A few weeks ago, I was listening to the Pride playlist I’d assembled on Spotify, and that song came up. That line hit me again. I scowled in disgust and deleted the song.
* * *
Shortly thereafter, I attended an event at a queer discussion space. A handpainted sign was sitting in a corner of the room, reading “L.A.B.I.A.: Lesbians Against Boys Invading Anything.” The event was a transgender discussion group.
Again, the twinge. At first, I laughed at the pun and thought, “Yeah, damn right. We don’t want boys invading!” Then, realization dawned. The sliver sent a fresh jolt through my body. I put two and two together. I realized, perhaps for the first time, that the particular club I thought I had joined had drafted a charter to exclude me.
I squirmed in my seat for the rest of the evening. The discussion was pleasant enough, but I felt scrutinized under the glare of that sign. Afterward, I put it out of my mind. But I never went back to that venue.
* * *
I enrolled in a university acting course last fall, hoping it would help me become more comfortable in my skin as a trans woman. And I was right! It was fun. It was very empowering to play a handful of female roles throughout the term and to take ownership of my right to do so.
At the end of the term, I was chatting with a classmate who revealed she was also a trans woman (I hadn’t read her as trans), and in nearly the same breath, told me, “You confused me at first, because you present half masculine.” I was confused for an instant. What could possibly be “masculine” about my presentation? The mascara and lipstick I didn’t dare show my face in public without? The cute dresses and brightly colored tights and ridiculously impractical heels I favored? But no, I realized quickly what she meant: the five o’clock shadow I didn’t bother concealing with foundation, and the thick hair covering arms, legs and chest.
The sliver worked in deeper. Its toxin flooded my system. I felt deeply embarrassed that I had not put in the work to present truly “feminine.” Grooming my massive crop of body hair had just seemed so daunting that I had learned to live with it. While I managed to declare something about how I consider myself feminine no matter how hirsute I am, in that moment, I felt like the most wretched, disgusting thing. I still feared the razor, and it would be five months before I started a hair removal regimen, but I began to obsess over it in earnest.

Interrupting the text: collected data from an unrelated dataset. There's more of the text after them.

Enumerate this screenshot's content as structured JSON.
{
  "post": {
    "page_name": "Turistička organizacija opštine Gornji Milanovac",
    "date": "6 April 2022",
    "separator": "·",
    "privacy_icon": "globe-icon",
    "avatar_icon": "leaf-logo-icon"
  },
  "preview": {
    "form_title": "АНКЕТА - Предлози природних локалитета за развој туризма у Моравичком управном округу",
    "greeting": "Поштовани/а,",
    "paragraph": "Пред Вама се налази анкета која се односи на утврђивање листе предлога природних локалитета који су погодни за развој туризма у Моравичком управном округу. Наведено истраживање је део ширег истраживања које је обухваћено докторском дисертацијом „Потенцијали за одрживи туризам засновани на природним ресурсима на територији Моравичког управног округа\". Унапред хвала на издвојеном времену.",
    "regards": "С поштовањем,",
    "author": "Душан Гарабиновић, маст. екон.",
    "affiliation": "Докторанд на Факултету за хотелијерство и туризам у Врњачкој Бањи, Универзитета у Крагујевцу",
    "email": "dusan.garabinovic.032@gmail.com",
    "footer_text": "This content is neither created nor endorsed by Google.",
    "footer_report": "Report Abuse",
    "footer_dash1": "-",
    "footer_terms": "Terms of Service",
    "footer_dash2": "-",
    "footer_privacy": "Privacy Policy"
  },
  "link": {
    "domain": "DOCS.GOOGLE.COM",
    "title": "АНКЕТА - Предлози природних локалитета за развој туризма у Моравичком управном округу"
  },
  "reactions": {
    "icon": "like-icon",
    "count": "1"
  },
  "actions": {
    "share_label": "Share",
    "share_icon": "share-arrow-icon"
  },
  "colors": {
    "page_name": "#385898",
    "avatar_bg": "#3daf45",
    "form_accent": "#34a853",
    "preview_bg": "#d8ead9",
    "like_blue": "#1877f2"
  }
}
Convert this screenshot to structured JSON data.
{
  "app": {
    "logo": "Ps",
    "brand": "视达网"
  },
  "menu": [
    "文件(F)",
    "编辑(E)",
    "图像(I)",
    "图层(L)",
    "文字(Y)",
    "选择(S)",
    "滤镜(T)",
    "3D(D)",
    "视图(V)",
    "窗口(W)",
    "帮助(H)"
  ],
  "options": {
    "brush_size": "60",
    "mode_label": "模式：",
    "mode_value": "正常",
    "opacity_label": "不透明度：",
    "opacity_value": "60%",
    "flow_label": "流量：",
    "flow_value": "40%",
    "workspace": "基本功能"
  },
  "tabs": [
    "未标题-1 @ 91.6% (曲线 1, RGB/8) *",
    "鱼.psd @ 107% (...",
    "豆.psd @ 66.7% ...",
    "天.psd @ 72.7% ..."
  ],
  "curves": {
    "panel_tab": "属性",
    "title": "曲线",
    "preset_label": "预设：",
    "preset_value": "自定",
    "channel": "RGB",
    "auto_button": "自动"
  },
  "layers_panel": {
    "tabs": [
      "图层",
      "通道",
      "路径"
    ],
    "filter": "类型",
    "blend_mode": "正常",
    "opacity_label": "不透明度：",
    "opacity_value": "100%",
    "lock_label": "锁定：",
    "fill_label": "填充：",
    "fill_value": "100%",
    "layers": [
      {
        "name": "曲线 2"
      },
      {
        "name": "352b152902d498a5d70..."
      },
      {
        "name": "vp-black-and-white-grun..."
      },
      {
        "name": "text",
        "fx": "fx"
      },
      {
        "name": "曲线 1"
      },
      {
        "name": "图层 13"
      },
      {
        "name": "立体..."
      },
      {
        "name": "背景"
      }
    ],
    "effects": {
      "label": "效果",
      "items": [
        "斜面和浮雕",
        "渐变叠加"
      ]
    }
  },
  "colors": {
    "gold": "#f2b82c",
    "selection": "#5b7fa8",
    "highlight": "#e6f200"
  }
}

The sliver was inching toward my heart.
* * *
The thing with microaggressions is that they are, by definition, too tiny to prove, almost too tiny to register at all. Their impact is cumulative and eventually deep, regardless of the intent of the perpetrator. Each “innocent” comment and “harmless” joke pushes the sliver closer and closer to the heart. When it reaches it, who knows what will happen? A breakdown, a lashing out, a lapse into depression? Perhaps even the ending of a life.
* * *
I dated a cisgender woman long distance for a few months, and she bent over backwards to affirm my femininity. She claimed that she saw womanhood in the lines of my face and body, even as I wondered whether she was looking at the same flesh I saw in the mirror. I still had not removed my body hair, and when I expressed my dysphoria around that to her, she supported my desire to shave or wax, but insisted that I had feminine curves even through the fuzz. I was almost starting to believe her.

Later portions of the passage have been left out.